Against this backdrop, it has been strongly proposed that backyard farming should be adopted amidst this situation to salvage the food crisis the country may be plunged into.
‘Furthermore, the climate change has not been fair over the years, due to devastating state of our lands, air pollution, deforestation, erosion, overgrazing effusions and host of others.’
It is noted that these ‘furcated mishaps’ to the country’s agriculture can be avoided if prudent measures are put in place as soon as possible.
The agriculture sector has suffered major setbacks over the years, which has pushed the country to fall on her neighbors for food. Ghana is gradually becoming the leading importer of every food item one can think of; rice, tomatoes, plantain, pepper, meat among others.
Obviously this country cannot produce every food item it needs, but it becomes worrying when we import tomatoes and plantain. About 60 percent of Ghana’s population is farmers yet we cannot produce sufficient food for local consumption partly attributed to small-scale nature of our farming system.
Commercial farming should be looked at this present situation to put facelift in the country’s agriculture sector as done in advance countries. The current growth of agricultural stands at 0.4 percent and contribute about 22 percent to the Gross Domestic Product GDP, unlike the previous year’s which saw the sector booming.
What might be the factors in the drop of the agriculture sector is very scary, but what has eluded us is that we have failed to understand that common sense approach may have helped solve the long standing problems associated with agriculture in the country.
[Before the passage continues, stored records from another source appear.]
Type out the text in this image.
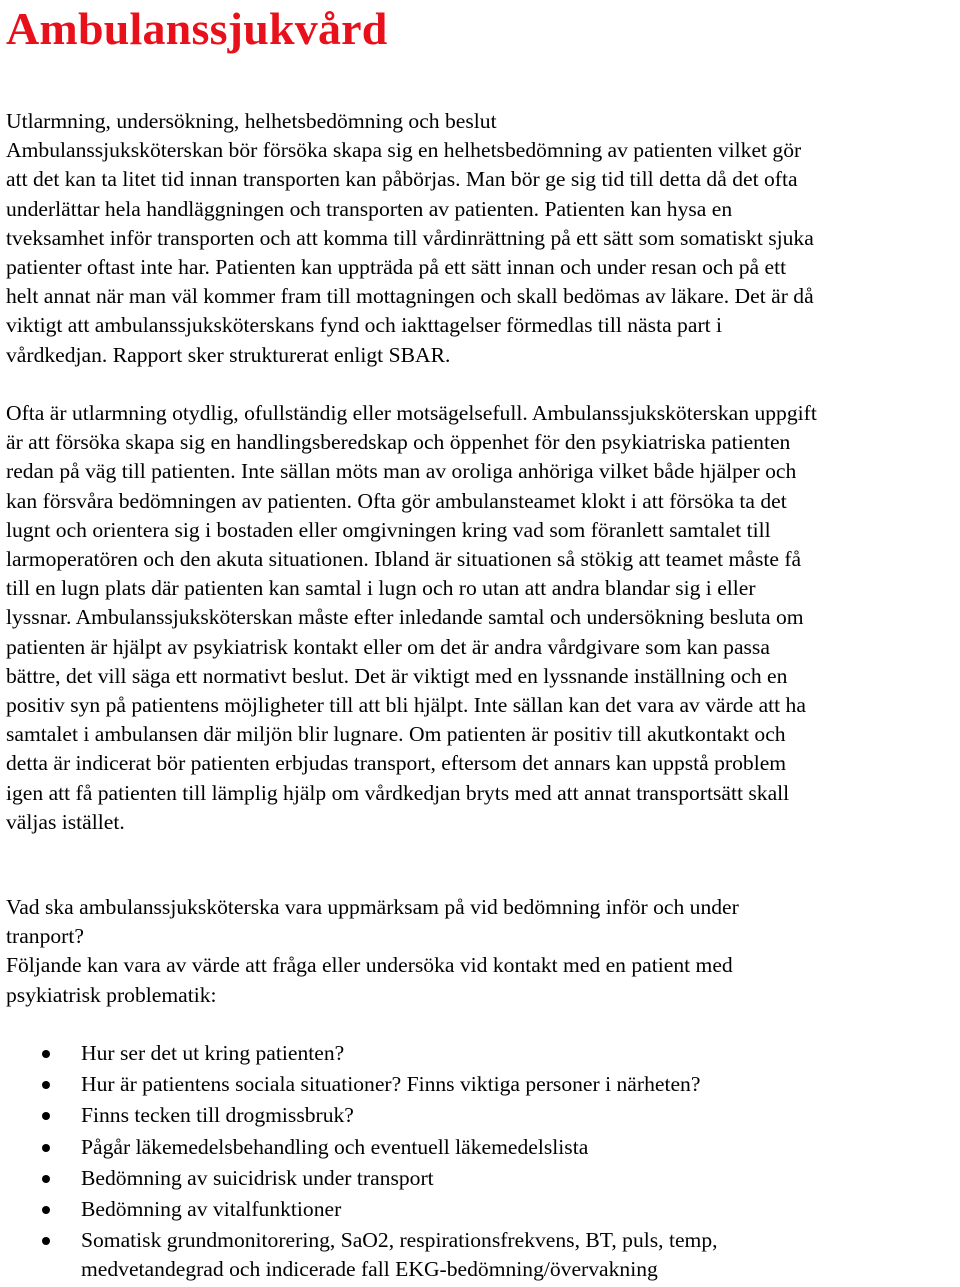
Ambulanssjukvård

Utlarmning, undersökning, helhetsbedömning och beslut
Ambulanssjuksköterskan bör försöka skapa sig en helhetsbedömning av patienten vilket gör
att det kan ta litet tid innan transporten kan påbörjas. Man bör ge sig tid till detta då det ofta
underlättar hela handläggningen och transporten av patienten. Patienten kan hysa en
tveksamhet inför transporten och att komma till vårdinrättning på ett sätt som somatiskt sjuka
patienter oftast inte har. Patienten kan uppträda på ett sätt innan och under resan och på ett
helt annat när man väl kommer fram till mottagningen och skall bedömas av läkare. Det är då
viktigt att ambulanssjuksköterskans fynd och iakttagelser förmedlas till nästa part i
vårdkedjan. Rapport sker strukturerat enligt SBAR.

Ofta är utlarmning otydlig, ofullständig eller motsägelsefull. Ambulanssjuksköterskan uppgift
är att försöka skapa sig en handlingsberedskap och öppenhet för den psykiatriska patienten
redan på väg till patienten. Inte sällan möts man av oroliga anhöriga vilket både hjälper och
kan försvåra bedömningen av patienten. Ofta gör ambulansteamet klokt i att försöka ta det
lugnt och orientera sig i bostaden eller omgivningen kring vad som föranlett samtalet till
larmoperatören och den akuta situationen. Ibland är situationen så stökig att teamet måste få
till en lugn plats där patienten kan samtal i lugn och ro utan att andra blandar sig i eller
lyssnar. Ambulanssjuksköterskan måste efter inledande samtal och undersökning besluta om
patienten är hjälpt av psykiatrisk kontakt eller om det är andra vårdgivare som kan passa
bättre, det vill säga ett normativt beslut. Det är viktigt med en lyssnande inställning och en
positiv syn på patientens möjligheter till att bli hjälpt. Inte sällan kan det vara av värde att ha
samtalet i ambulansen där miljön blir lugnare. Om patienten är positiv till akutkontakt och
detta är indicerat bör patienten erbjudas transport, eftersom det annars kan uppstå problem
igen att få patienten till lämplig hjälp om vårdkedjan bryts med att annat transportsätt skall
väljas istället.

Vad ska ambulanssjuksköterska vara uppmärksam på vid bedömning inför och under
tranport?
Följande kan vara av värde att fråga eller undersöka vid kontakt med en patient med
psykiatrisk problematik:

Hur ser det ut kring patienten?
Hur är patientens sociala situationer? Finns viktiga personer i närheten?
Finns tecken till drogmissbruk?
Pågår läkemedelsbehandling och eventuell läkemedelslista
Bedömning av suicidrisk under transport
Bedömning av vitalfunktioner
Somatisk grundmonitorering, SaO2, respirationsfrekvens, BT, puls, temp,
medvetandegrad och indicerade fall EKG-bedömning/övervakning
The 2014 National Best Farmer, Mr. George Amankwaa, in an interview with GARJDA.ORG said, irrigation system is the best practices for the country to emulate in modern way of agriculture practices.
“Many advanced countries in the world are actively promoting irrigation with the man-made dams they have created and some also rely on lake, rivers, and streams. Unfortunately we in Ghana have decided to pollute our water bodies,” he said.
“PROKA” that is a farming method of not ploughing nor burning before planting, conservation agriculture and control of soil loss can be adopted as the country set to experience erratic rainfall.
Mr. Edward Asadu, 2015 Ashanti regional Best Farmer, believes Ghana can do well to feed itself without looking at elsewhere, but we should stop paying lip services to agriculture and search for simple solutions.
The government should invest more in the sector to make it more lucrative avenue for many to explore.